The purpose of using GnRHa – known as a ‘puberty blocker’ – is to give an adolescent time to make a measured decision on any future treatment, and to obtain improved results in the physical appearance of those who later choose to continue with sex reassignment.
But in Australia, while puberty blockers are readily prescribed and administered for cases of physically identifiable intersex conditions and precocious puberty, a precedent was set in 2004 meaning that transsexual children can only obtain them with a Family Court order – even where the young person concerned, their parents and doctors all agree that such medical treatment is necessary for their wellbeing.
Known as the Re Alex case, the precedent involved an adolescent who was born female but believed he was a boy and was a ward of the state. Former Chief Justice of the Family Court, Alastair Nicholson, ruled that administering puberty blockers was a “special medical procedure” and came within the court’s jurisdiction because it was beyond the ambit of normal legal parental power.
After Re Alex, permission must now also be granted by the Family Court for the second stage of treatment, cross-gender hormone therapy that needs to be administered before Tanner Stage 4, so an adolescent patient can develop physical shape, voice pitch and hair distribution appropriate to their affirmed sex. Again, cross-gender hormone therapy is available to intersex children without court permission.
Rachael Wallbank is a specialist family lawyer who has acted for parents in several transsexual children’s cases. As she is a woman of transsexual background herself, she has special insight into the experience of transsexual kids.
“The consequence of not having puberty blockers is terrible for these young people – to be condemned life-long to the constant inner turmoil and social ostracism of experiencing oneself as being of one sex, while having a body that tells you and the world that you are the other sex,” she says.
Wallbank argues that the ruling in Re Alex needs to be reversed as it is based on outdated and limited expert evidence, and too broad an interpretation of the court’s jurisdiction.
Professor Newman also agrees that this issue should be decided by medical practitioners.
“It should be up to a specialist clinical opinion, but it is still very complex on a case-by-case basis,” she says.
The court’s jurisdiction in the case of transsexual children’s medical treatment is currently being challenged in the Re Jamie case, which is awaiting judgment of the Full Court of the Family Court of Australia.
Dr Fintan Harte, vice president of ANZPATH and director of the Southern Health Gender Clinic, Melbourne, sees many adult transsexuals who never had the option of treatment as adolescents.

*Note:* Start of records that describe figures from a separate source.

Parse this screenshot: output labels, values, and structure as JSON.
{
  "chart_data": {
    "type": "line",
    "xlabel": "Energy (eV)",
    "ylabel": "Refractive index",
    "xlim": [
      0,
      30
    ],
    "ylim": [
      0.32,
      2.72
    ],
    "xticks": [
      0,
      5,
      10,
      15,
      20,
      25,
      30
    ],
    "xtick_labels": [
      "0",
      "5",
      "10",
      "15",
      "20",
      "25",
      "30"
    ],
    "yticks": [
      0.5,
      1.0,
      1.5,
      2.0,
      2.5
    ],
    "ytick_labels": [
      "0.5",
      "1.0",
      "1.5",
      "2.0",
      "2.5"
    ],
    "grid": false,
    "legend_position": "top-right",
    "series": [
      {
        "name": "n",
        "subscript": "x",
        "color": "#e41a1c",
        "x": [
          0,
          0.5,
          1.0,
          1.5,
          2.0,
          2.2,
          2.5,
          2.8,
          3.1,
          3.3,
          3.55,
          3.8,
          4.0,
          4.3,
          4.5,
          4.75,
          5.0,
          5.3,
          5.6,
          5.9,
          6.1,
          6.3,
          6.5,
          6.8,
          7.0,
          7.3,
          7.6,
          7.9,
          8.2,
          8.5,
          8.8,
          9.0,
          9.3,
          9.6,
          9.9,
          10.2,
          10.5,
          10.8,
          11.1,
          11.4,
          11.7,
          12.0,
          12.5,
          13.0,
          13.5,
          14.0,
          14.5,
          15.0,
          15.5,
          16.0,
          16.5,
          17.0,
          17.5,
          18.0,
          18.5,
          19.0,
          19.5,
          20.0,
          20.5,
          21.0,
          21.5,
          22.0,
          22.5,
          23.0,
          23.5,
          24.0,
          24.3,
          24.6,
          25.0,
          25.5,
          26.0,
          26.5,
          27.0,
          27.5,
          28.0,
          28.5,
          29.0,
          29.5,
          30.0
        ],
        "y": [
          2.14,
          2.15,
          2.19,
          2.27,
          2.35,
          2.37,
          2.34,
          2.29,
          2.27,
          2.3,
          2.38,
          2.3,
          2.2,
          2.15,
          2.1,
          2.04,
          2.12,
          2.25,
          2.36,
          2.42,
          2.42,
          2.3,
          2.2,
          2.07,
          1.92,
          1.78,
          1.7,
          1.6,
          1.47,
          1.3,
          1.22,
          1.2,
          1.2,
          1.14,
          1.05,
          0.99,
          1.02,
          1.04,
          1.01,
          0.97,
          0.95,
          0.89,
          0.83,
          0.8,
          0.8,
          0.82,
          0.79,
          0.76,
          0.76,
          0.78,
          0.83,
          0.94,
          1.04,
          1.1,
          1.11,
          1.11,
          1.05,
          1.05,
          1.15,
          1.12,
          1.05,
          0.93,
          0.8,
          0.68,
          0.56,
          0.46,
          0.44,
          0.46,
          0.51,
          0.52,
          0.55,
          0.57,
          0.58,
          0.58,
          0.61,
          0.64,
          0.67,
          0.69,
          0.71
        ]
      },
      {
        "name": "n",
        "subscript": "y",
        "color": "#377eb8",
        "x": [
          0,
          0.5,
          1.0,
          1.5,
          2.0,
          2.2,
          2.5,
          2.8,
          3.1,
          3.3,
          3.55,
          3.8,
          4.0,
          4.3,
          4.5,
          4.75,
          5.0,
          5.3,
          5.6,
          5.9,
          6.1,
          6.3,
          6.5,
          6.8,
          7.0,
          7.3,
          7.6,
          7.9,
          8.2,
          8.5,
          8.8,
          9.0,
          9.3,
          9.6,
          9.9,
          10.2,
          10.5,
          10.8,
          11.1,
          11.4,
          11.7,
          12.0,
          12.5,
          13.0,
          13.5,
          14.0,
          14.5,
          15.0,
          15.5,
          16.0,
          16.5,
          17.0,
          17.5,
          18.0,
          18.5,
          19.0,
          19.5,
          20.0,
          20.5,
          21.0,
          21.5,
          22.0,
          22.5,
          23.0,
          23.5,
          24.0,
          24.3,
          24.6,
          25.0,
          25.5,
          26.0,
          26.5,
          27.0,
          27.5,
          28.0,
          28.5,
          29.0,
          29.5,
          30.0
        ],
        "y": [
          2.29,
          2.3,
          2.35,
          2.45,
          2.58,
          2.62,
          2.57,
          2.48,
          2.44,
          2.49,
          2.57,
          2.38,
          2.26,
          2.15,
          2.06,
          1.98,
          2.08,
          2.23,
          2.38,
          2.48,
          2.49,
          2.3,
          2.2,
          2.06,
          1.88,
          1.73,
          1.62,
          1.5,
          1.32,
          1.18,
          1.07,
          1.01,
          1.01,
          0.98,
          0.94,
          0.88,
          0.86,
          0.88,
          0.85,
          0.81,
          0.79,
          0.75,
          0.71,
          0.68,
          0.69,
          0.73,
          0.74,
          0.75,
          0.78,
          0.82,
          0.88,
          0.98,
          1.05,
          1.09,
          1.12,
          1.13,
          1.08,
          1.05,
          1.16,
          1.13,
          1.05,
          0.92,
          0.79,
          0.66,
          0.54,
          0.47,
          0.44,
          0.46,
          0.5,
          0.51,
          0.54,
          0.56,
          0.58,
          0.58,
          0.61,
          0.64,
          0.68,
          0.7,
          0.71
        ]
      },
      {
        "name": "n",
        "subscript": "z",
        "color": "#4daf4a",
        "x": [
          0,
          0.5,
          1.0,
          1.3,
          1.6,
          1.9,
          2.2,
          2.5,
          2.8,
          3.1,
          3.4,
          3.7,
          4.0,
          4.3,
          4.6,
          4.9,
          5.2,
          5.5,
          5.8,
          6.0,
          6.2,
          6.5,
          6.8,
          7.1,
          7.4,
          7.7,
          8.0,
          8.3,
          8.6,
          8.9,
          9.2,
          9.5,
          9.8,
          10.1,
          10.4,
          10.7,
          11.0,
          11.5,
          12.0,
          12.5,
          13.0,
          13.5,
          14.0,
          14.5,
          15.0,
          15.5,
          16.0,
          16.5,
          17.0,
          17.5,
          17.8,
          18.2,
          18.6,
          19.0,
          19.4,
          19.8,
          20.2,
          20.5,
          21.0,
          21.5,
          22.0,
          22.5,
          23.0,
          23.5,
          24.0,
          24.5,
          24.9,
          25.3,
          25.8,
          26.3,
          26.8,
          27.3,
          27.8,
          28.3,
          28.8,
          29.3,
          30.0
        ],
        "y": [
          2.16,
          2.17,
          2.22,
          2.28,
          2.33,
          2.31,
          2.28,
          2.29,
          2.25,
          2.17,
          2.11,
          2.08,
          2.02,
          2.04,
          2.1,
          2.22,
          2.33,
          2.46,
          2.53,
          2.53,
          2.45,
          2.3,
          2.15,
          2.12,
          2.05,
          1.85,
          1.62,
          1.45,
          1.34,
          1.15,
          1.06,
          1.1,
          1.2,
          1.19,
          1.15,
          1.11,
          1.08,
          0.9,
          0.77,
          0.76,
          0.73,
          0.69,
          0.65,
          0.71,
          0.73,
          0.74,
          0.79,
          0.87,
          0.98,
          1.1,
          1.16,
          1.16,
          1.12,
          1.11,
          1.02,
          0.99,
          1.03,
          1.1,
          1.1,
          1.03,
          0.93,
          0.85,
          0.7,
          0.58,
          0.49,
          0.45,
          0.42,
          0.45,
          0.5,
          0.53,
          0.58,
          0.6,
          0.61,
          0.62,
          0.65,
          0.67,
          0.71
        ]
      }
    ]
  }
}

“I don’t think it makes sense to drag this issue through the courts,” he says.
“Things have moved on and a doctor’s first maxim is ‘First do no harm’. That doesn’t mean doing nothing and depriving these children of intervention.”
*Pseudonyms are used throughout
The risks
One European study2 indicates that children who take puberty blockers can develop a lower bone mineral density than children who go through puberty at a normal age, but the differences are not substantial.
Otherwise Phase 1 Treatment is totally reversible. Phase 2 Treatment is also substantially surgically reversible if the patient decides not to have genital reassignment surgery in adulthood.
References
1. Henriette A Delemarre-van de Waal and Peggy T Cohen-Kettenis “Clinical Management of gender identity disorder in adolescents: a protocol on psychological and paediatric endocrinology aspects” Eur J Endocrinol November 1, 2006 155 S131-S137
2. Vanderschueren D, Vandenput L, Boonen S, Lindberg MK, Bouillon R, Ohlsson C. “Androgens and bone”. Endocr Rev 2004; 25:389–425.